Gebaut werden darf auf dem ursprünglichen Haselmaushabitat allerdings erst, wenn die Tiere wirklich umgezogen sind, auch dazu muss es dann eine Untersuchung geben. Zumindest hypothetisch könnte also der Fall eintreten, dass sich der Bau der Berufsschule verzögert – allerdings wird frühestens im kommenden Mai im Kreistag der Startbeschluss für den Bau der Berufsschule fallen. Wann dann aber tatsächlich gebaut wird, hängt vom Zustand der Kreisfinanzen ab und davon, wie schnell oder langsam die Ausschreibungen laufen. Frühestens, so die bisher präsentierten Zeitpläne, ist im übernächsten Jahr Baubeginn.

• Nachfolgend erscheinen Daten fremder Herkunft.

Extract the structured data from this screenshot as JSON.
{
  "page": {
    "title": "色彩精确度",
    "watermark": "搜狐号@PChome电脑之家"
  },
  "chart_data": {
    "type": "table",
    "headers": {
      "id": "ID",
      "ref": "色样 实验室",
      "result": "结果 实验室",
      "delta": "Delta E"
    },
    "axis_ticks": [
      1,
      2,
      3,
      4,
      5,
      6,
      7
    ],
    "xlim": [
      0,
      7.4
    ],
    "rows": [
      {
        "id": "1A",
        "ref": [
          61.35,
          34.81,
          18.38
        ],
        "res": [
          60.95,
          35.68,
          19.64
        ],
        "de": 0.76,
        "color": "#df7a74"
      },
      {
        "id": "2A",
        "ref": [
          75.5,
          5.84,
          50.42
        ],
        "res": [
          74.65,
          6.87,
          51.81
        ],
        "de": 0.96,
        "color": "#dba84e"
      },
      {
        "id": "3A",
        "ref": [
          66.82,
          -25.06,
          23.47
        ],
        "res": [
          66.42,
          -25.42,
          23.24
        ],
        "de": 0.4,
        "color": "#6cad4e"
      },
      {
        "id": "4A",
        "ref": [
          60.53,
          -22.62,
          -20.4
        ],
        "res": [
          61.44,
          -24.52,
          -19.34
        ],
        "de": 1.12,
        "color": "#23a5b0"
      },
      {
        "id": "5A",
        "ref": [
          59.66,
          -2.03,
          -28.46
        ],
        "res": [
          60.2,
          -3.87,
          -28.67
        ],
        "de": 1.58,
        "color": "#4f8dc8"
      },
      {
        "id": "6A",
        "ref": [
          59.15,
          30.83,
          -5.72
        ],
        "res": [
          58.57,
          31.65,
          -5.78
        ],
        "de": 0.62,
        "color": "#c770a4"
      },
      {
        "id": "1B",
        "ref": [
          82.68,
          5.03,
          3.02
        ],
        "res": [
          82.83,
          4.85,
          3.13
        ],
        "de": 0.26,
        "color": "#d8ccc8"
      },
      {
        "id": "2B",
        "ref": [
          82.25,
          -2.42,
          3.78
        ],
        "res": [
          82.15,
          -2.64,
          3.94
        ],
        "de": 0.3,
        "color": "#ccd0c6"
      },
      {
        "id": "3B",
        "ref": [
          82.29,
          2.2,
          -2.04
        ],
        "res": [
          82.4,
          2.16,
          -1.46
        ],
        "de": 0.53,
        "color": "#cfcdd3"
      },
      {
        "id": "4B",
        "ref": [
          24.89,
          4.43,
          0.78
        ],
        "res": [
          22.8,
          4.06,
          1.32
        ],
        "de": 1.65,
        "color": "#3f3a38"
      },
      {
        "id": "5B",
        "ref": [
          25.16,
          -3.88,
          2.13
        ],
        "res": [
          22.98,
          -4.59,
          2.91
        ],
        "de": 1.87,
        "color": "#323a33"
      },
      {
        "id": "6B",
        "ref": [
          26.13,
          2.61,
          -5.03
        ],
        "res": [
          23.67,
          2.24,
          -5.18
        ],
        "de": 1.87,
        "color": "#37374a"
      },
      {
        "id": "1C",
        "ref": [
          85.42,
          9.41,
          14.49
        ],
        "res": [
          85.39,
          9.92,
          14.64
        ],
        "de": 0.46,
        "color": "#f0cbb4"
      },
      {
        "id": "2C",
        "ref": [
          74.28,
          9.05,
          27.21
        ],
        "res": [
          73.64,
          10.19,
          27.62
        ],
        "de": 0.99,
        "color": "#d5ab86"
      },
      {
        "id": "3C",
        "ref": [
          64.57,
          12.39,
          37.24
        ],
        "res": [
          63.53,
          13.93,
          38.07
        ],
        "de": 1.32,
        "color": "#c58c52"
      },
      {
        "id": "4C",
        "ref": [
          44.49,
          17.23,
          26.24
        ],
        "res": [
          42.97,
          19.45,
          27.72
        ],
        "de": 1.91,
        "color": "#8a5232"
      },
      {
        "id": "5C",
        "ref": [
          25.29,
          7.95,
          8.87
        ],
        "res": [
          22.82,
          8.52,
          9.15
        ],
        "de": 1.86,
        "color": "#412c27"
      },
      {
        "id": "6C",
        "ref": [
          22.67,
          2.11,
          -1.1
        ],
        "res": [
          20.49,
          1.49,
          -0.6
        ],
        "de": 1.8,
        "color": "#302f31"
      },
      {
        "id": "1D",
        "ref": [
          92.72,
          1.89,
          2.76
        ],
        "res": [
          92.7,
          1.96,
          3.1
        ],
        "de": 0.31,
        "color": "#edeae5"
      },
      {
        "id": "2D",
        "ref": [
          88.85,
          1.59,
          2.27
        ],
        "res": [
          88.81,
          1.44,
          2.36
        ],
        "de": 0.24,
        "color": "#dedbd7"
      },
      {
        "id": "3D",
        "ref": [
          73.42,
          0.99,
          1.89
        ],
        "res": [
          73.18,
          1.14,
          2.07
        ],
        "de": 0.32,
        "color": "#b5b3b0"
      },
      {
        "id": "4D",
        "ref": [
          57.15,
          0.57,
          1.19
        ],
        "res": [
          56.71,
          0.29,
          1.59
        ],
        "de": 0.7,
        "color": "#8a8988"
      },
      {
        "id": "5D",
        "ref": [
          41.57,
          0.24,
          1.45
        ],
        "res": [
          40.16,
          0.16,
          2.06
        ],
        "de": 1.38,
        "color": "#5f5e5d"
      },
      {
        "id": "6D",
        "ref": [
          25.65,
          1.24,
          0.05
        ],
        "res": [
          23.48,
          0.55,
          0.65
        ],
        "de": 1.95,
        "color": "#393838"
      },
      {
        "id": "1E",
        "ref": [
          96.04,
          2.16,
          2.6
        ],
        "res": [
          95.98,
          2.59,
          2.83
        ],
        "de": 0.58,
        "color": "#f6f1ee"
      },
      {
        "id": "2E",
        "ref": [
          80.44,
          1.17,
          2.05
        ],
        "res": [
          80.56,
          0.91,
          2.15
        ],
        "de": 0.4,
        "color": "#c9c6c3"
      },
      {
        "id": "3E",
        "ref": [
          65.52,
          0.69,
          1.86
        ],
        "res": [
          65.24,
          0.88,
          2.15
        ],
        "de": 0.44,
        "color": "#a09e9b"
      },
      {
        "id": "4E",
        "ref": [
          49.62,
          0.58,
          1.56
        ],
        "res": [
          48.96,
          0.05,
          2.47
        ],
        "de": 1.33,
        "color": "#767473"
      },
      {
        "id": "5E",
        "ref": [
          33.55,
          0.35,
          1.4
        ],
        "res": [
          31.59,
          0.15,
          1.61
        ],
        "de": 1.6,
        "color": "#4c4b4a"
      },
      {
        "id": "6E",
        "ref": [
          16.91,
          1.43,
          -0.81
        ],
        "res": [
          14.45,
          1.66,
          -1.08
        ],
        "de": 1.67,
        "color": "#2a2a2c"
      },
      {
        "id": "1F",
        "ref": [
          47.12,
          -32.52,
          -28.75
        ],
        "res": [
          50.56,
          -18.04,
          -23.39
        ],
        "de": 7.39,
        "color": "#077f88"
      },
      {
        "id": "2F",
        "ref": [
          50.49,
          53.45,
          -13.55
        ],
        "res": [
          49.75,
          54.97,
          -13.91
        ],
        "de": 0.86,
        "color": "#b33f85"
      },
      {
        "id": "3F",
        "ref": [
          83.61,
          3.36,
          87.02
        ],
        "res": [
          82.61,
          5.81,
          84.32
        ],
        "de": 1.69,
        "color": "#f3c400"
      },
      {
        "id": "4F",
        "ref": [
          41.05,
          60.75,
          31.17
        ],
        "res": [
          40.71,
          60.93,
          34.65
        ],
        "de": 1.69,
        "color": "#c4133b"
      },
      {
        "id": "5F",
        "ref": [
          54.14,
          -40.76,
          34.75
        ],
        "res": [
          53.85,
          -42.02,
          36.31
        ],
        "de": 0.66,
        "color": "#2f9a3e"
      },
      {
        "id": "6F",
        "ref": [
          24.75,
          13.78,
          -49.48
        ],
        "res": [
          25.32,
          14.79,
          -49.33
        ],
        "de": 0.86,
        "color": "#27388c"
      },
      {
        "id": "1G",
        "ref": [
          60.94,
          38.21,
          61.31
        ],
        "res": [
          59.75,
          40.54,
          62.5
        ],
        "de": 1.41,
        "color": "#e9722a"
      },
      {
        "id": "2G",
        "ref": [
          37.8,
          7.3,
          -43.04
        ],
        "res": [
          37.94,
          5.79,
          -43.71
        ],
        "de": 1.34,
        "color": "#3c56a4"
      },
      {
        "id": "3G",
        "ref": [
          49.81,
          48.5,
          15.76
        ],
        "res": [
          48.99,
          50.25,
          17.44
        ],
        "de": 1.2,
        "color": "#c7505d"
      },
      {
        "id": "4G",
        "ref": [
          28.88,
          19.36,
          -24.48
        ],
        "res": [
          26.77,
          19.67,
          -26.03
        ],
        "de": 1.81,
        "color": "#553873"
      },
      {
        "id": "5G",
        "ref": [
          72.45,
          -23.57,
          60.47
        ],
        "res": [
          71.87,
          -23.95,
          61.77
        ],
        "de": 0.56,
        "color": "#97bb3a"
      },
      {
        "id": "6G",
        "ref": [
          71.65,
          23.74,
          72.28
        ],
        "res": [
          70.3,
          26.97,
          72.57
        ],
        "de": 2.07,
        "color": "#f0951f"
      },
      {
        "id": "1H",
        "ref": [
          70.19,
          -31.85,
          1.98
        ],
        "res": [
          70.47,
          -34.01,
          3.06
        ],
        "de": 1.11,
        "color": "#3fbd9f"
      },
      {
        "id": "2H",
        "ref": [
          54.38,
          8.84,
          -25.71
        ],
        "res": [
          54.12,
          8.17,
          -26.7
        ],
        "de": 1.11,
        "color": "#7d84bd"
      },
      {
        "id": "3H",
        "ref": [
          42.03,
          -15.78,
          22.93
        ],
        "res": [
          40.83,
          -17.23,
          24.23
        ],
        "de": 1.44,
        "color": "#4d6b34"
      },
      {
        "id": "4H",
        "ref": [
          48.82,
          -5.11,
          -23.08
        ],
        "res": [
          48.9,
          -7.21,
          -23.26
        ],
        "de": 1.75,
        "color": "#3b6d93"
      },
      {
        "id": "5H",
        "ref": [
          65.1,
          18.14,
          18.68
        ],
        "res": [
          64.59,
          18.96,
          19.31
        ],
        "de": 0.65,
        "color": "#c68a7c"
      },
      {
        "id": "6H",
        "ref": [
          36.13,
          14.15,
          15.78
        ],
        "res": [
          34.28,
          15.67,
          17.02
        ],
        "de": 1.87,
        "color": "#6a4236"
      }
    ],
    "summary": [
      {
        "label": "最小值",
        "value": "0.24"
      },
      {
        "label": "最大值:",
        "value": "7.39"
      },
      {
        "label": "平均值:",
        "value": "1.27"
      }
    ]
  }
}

Wie viele Haselmäuse bis dahin von der einen Wiese auf die nächste umziehen müssen, ist dabei nicht ganz klar: „Durch ihre sehr heimliche Lebensweise lässt sich die Populationsgröße von Haselmäusen nur äußerst schwer schätzen“, schreibt die UNB auf Anfrage, es seien aber wohl mindestens zwei oder drei. Was aber auch keine Rolle spiele, so die Behörde weiter, „wesentlich ist der weitere Verlust des noch bestehenden Lebensraums“.

Und damit ist die Haselmaus nicht alleine. Laut UNB „entstehen Bauprojekte immer häufiger innerhalb der Lebensräume von besonders oder streng geschützten Arten, teilweise in den letzten bestehenden Habitaten“. Zwar könne man betroffenen Populationen durch die CEF-Maßnahmen erhalten, aber „die Suche nach hierfür geeigneten Flächen wird (nicht nur) im Landkreis Ebersberg immer schwerer, aufwendiger und zeitintensiver“.